Purpose : Similar to the destructive chronic allergic broncho-pulmonary aspergillosis, allergic fungal sinusitis (AFS) is an IgE-mediated inflammatory disease of the paranasal sinuses which may produce an expansive erosive syndrome causing damage to surrounding tissues. Patients with AFS often present with orbital and neuro-ophthalmic signs including proptosis, dystopia, and decreased central acuity due to compressive optic neuropathy. These findings may mistakenly be attributed to other causes of pathology, including thyroid orbitopathy, and may lead to a substantial delay in diagnosis and in what may be an important surgical intervention.

Methods : We report an individual case presenting as “thyroid orbitopathy” with proptosis, lid retraction, restricted motility, and optic neuropathy initially responsive to IV pulse steroids for presumed thyroid orbitopathy. The patient was later found to have evidence of allergic fungal sinusitis leading to endoscopic decompression. Review of our previous experience revealed 9 cases coded as allergic fungal sinusitis.

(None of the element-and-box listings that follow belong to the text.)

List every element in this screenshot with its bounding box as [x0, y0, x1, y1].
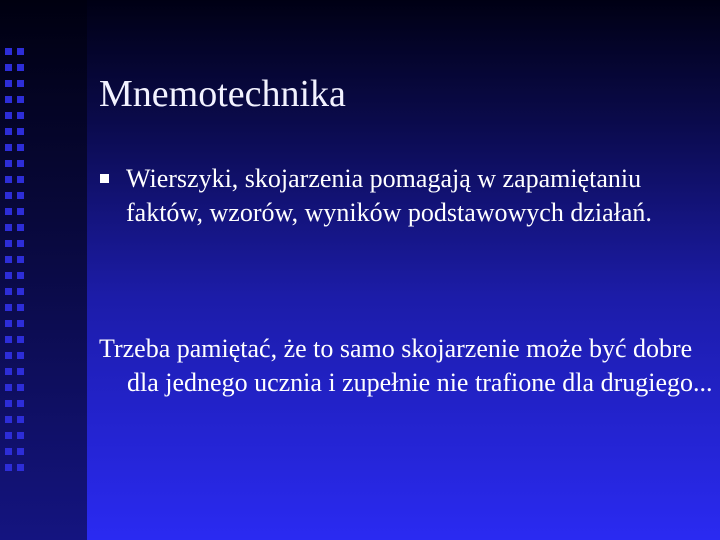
- decorative-square: [5, 416, 12, 423]
- decorative-square: [5, 352, 12, 359]
- decorative-square: [17, 48, 24, 55]
- decorative-square: [5, 272, 12, 279]
- body-paragraph: Trzeba pamiętać, że to samo skojarzenie może być dobre dla jednego ucznia i zupełnie nie trafione dla drugiego...: [99, 334, 713, 397]
- decorative-square: [5, 176, 12, 183]
- decorative-square: [5, 240, 12, 247]
- decorative-square: [17, 224, 24, 231]
- decorative-square: [17, 400, 24, 407]
- decorative-square-column: [5, 48, 12, 471]
- decorative-square: [5, 464, 12, 471]
- decorative-square: [5, 336, 12, 343]
- decorative-square: [17, 160, 24, 167]
- decorative-square: [5, 192, 12, 199]
- decorative-square: [17, 432, 24, 439]
- decorative-square: [17, 96, 24, 103]
- decorative-square: [17, 304, 24, 311]
- decorative-square: [17, 320, 24, 327]
- decorative-square: [17, 464, 24, 471]
- decorative-square: [17, 192, 24, 199]
- decorative-square: [17, 64, 24, 71]
- decorative-square: [5, 224, 12, 231]
- decorative-square: [5, 384, 12, 391]
- decorative-square: [5, 432, 12, 439]
- decorative-square: [5, 208, 12, 215]
- decorative-side-strip: [0, 0, 87, 540]
- decorative-square: [17, 336, 24, 343]
- decorative-square: [17, 368, 24, 375]
- decorative-square: [17, 288, 24, 295]
- decorative-square: [17, 112, 24, 119]
- decorative-square: [5, 64, 12, 71]
- slide-title: Mnemotechnika: [99, 73, 346, 115]
- decorative-square: [5, 144, 12, 151]
- decorative-square: [17, 176, 24, 183]
- decorative-square: [5, 96, 12, 103]
- decorative-square: [17, 352, 24, 359]
- decorative-square: [17, 272, 24, 279]
- decorative-square: [5, 112, 12, 119]
- square-bullet-icon: [100, 174, 109, 183]
- decorative-square: [5, 48, 12, 55]
- decorative-square: [17, 144, 24, 151]
- decorative-square: [17, 448, 24, 455]
- decorative-square: [17, 80, 24, 87]
- decorative-square: [5, 288, 12, 295]
- decorative-square: [5, 80, 12, 87]
- decorative-square: [5, 304, 12, 311]
- decorative-square: [17, 208, 24, 215]
- decorative-square: [17, 256, 24, 263]
- decorative-square: [5, 368, 12, 375]
- decorative-square: [17, 416, 24, 423]
- decorative-square: [5, 128, 12, 135]
- decorative-square: [5, 160, 12, 167]
- decorative-square: [17, 240, 24, 247]
- decorative-square: [5, 400, 12, 407]
- decorative-square-column: [17, 48, 24, 471]
- decorative-square: [5, 320, 12, 327]
- decorative-square: [5, 448, 12, 455]
- decorative-square: [5, 256, 12, 263]
- bullet-text: Wierszyki, skojarzenia pomagają w zapamiętaniu faktów, wzorów, wyników podstawowych działań.: [126, 164, 652, 227]
- decorative-square: [17, 128, 24, 135]
- decorative-square: [17, 384, 24, 391]
- bullet-list-item: [98, 162, 698, 230]
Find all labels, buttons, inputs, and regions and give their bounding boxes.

Results : These patients demonstrate that allergic fungal sinusitis is an uncommon but not rare form of chronic rhinosinusitis that often presents with expansion of the involved sinuses often affecting the orbit and visual pathways. In our series bone erosion is common, as is an inflammatory reaction and eosinophilia. These patients may initially respond to steroid therapy, further delaying diagnosis. Surgical decompression and appropriate anti-inflammatory treatment often results in marked improvement in orbital, ocular, and cranial nerve function, even without anti-fungal treatment for invasive disease.

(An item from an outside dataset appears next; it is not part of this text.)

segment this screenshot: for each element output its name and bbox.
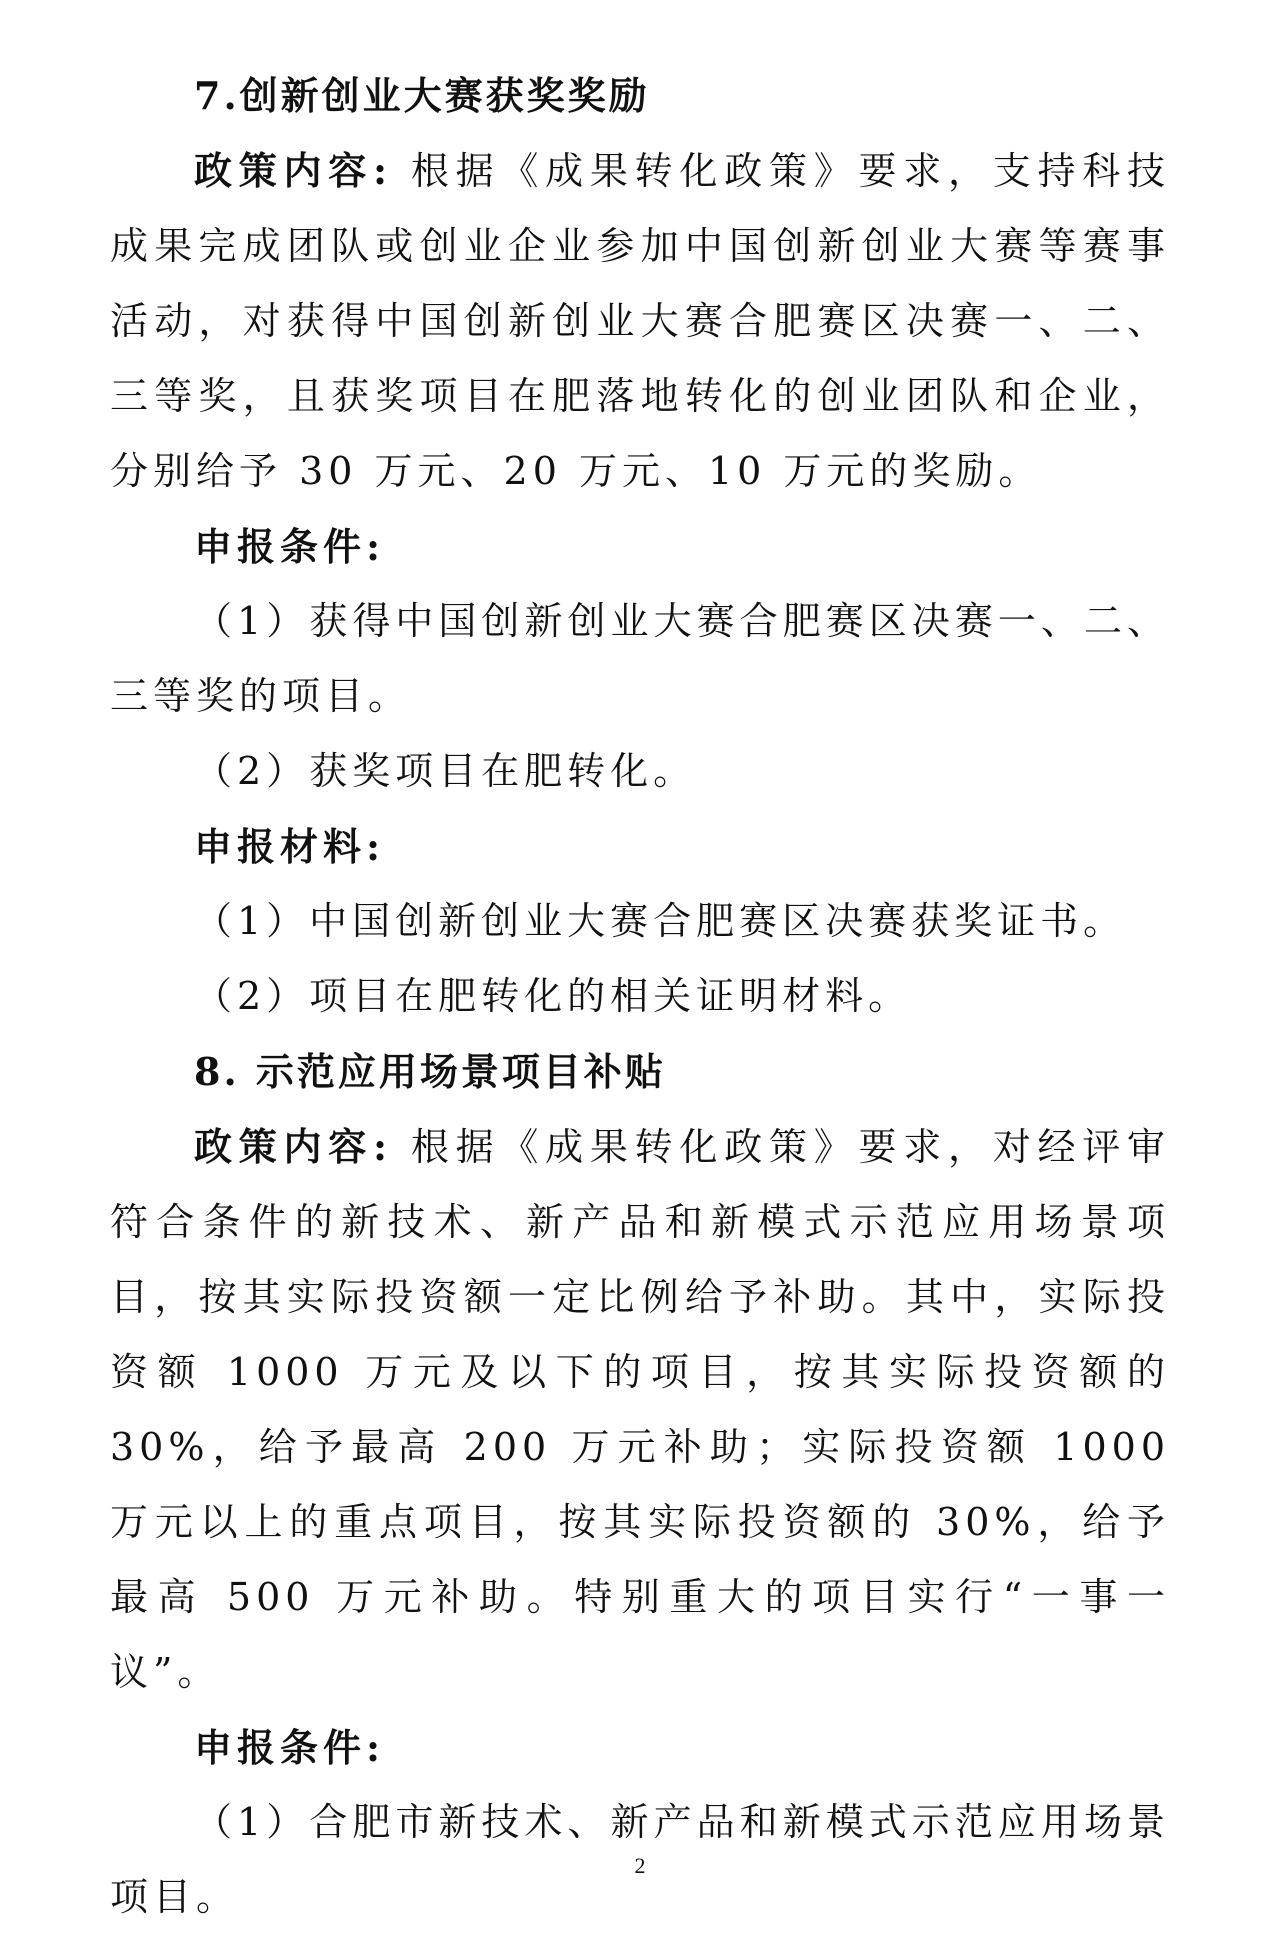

Conclusions : Allergic fungal sinusitis needs to be part of the differential diagnosis of orbital pathology, even without a previous history of sinus disease. Cases may masquerade as more common orbital pathology (including thyroid orbitopathy) although most cases of allergic fungal sinusitis do have other evidence to suggest sinus disease. With that said, patients may also present with what appear to be strictly orbital pathology. Imaging is critical to the diagnosis and perhaps should be considered earlier. The advent of endoscopic sinus surgery has substantially improved our ability to deal with these cases in a minimally invasive form.

This is an abstract that was submitted for the 2017 ARVO Annual Meeting, held in Baltimore, MD, May 7-11, 2017.